Gilberto Gil daughter becomes healthy food 'guru'
Bela Gil may be the youngest daughter of Brazilian singer and politician Gilberto Gil, but she's not riding on her father's musical coat tails. Instead, she has turned her fascination with the "weird" things her dad ate when she was little, such as tofu and seaweed, into her own television show on cooking, "Bela Cozinha." In it, Gil shows how to make a vegetarian version of Brazil's national dish of feijoada (a stew of beans, usually with pork and beef ), gnocchi pasta made from yuca, or a pesto sauce from cacao-all showcasing natural ingredients from her country.
"I feel that Brazilians have stopped eating real, homemade food, with salad and vegetables, and instead eat more industrialized food because they are unfairly cheaper," the 29-year-old nutritionist and cook told AFP in her colorful Rio office. With around a million Facebook followers, the youngest of seven children from Gilberto Gil has made a name for herself. She has two restaurants in Rio de Janeiro, three best-selling recipe books, and various branded products, from a line of organic food to a clothing line.
But it's her tropical, healthy cuisine that is best known. In it, she swaps out butter for coconut oil, eggs for linseed, dairy milk for almond milk, and sausages for roast fish. Memes have popped up making fun of her "hippy" tendencies. But in the Gil household, such jabs have never been a problem. When it comes to eating, her father was always a diner apart. From his exile to London in the 1970s, the singer started a macrobiotic diet, back when it was considered eccentric.
A niche in Brazil
Gilberto Gil, says Bela, never forced his kids to follow suit. But he chided them when they drank too little water, or too much juice, or ate too much sweet foods. Bela started to adopt some of her father's ways at age 15, when yoga started to influence her lifestyle.
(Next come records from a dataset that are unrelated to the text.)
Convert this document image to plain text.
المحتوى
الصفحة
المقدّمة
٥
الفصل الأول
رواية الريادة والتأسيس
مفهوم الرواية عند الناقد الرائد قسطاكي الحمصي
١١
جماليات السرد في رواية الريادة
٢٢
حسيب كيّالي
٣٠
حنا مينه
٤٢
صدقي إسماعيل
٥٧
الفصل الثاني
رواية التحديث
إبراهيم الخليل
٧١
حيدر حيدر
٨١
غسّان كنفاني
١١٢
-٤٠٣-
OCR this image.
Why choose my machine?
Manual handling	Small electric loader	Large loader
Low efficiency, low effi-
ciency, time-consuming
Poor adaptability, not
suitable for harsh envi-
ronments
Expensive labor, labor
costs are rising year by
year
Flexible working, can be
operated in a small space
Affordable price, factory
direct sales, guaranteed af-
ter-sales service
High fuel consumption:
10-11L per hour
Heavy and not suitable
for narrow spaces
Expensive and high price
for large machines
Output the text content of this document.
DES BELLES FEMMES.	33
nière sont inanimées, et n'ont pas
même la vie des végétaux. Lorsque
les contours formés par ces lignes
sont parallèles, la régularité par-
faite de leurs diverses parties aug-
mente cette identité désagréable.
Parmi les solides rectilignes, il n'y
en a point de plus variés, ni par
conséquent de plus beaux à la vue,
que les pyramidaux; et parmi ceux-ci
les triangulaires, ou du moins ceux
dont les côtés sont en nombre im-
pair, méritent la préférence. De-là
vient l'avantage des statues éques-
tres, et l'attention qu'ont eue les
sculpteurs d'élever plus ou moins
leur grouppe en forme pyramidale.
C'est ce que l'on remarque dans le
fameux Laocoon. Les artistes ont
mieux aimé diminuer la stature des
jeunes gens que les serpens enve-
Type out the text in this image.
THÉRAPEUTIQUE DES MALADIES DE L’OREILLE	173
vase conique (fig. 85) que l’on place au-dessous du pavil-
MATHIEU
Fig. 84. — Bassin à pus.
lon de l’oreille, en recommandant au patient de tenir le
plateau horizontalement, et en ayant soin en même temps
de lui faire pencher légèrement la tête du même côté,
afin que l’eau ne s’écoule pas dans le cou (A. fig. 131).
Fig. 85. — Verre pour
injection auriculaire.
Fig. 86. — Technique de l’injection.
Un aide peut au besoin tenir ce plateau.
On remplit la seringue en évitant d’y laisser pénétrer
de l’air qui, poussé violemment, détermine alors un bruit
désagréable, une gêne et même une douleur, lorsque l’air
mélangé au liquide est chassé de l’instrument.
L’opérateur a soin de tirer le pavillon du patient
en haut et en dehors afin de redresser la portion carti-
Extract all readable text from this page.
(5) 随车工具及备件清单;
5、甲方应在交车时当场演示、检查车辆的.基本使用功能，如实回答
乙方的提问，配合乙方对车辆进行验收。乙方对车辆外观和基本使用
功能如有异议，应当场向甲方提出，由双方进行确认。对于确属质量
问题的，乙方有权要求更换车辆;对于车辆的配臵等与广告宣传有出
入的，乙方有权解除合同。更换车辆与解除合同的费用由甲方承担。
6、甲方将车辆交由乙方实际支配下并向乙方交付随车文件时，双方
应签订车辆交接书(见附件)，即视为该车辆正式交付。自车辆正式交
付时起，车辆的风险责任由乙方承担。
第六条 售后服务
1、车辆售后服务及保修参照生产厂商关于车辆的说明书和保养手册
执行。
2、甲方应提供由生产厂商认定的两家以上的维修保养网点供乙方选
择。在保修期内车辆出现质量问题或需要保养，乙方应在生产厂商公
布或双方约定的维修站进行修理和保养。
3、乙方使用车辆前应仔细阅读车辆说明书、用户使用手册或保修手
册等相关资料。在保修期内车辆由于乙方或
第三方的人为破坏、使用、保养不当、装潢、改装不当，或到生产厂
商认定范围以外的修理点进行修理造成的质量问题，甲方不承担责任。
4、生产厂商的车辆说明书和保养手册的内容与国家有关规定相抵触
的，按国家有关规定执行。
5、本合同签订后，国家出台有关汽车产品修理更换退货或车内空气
At 18, she left to live in New York, where she studied nutrition. She specialized in holistic eating in search of physical, emotional and spiritual balance. Because of her father's practices, "I didn't feel so strange and his example encouraged me to continue in this direction," she said.
While healthy eating is a current evident in Western countries, it's not so prominent in Brazil, where poverty is once again on the rise even as genetically modified crops and deforestation grow. "Brazil is a country that's really rich, and really poor," Bela said. "Not everybody has the opportunity to choose. My fight is for those who can to give priority to organic products." She has joined an NGO that promotes food for society, and also hosts a radio program on childhood nutrition.
But her tilt towards sustainability doesn't end with food. She also uses her own YouTube channel to inspire other Brazilians to make their own toothpaste with tumeric, or homemade baby food, or alternatives to store-bought sanitary napkins for women. "We're being manipulated a lot by industries pushing us to think that we can only buy toothpaste in the pharmacy, that we should only drink bottled milk, or take certain medicines." "To learn that there are alternatives to all that is something unimaginable for a lot of people," she said.
Like her father
With her individual style and penchant to teach it, it's no surprise that Gilberto Gil said that she's the daughter who's most like him, and not only in appearance. He and other members of the Gil family pop up in many of her videos, in which almost nothing is kept secret-the one most watched was when she had a natural child birth of her second son in her home's pool. Naturally, she ate the placenta, for its vitamins. Bela says she regrets nothing, and has no right to say what is right or wrong-only what makes her happy. "And I feel happy to have so many followers. The more people in this boat with me, the better," she smiled.
Brazilian cooking show host Bela Gil, 29, poses during a photo session in Rio de Janeiro, Brazil.